Women are wonderful entrepreneurs, and they have an instinctively entrepreneurial attitude to their assets, none of which is more valuable than education. They have suffered so much from the status quo that they are keen to find ways round it. Education helps them find those ways. At the moment, it’s more obvious in grass roots political activism - environmentalism and human rights, for instance - but I’m convinced the entrepreneurial zeal with which women are transforming the political landscape will have an equal impact on the global economy.

The process is much more graphic and easy to grasp in a small, economically marginalised community than it is in our own scattered society. In communities and co-operatives around the world, I’ve seen what the umbilical connection between education and economic opportunity means to women. It is fundamental to self-esteem. And it is women’s self-esteem which holds a society together, ensuring cultural continuity, offering a chance to protect the past while shaping a future.

But how do we get from here to there? How do we elide the educational achievements of girls today and the empowerment of women tomorrow? Progress poses challenges. Here in the UK, for instance, there seems to be a real worry that women are not attracted to the sciences or engineering, and those that are, are much less likely than men to turn their qualification into a career. I don’t see that as a problem.

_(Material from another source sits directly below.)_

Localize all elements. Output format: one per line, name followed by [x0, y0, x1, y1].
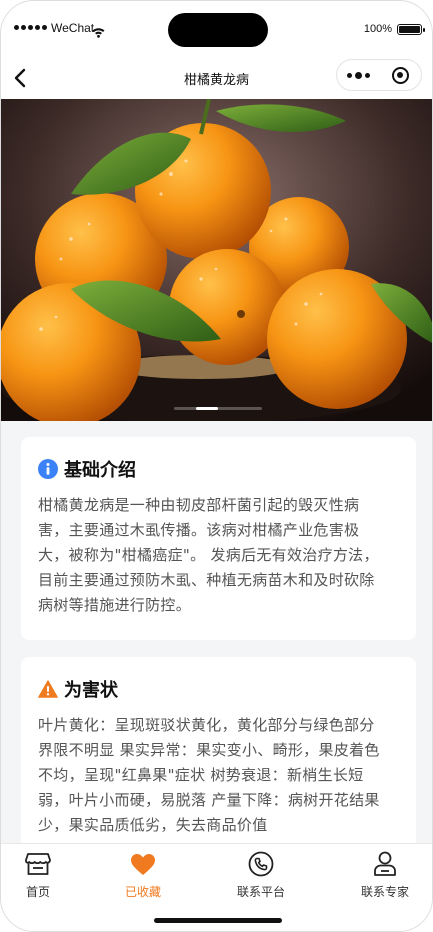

In the US, the National Council for Research on Women recently released data which detailed the closing of the gender gap in the fields of maths, science and sport. Who says that won’t happen here too? It seems to me we have to look for women to apply their learning in newer, less predictable ways, using so-called “feminine” values such as a sense of community. You don’t have to wonder what would happen if we could feminise economic activity and economic relations. There is already plenty of evidence in the work of female financial pioneers whose concern about the society their children will inherit promises to fundamentally change global economics.

The holistic perspective that the future demands comes naturally to women. I can imagine a day will dawn when compassion counts for as much as cash flow. And that’s the day when education and economic opportunity will be perfectly in sync for the girls of the world.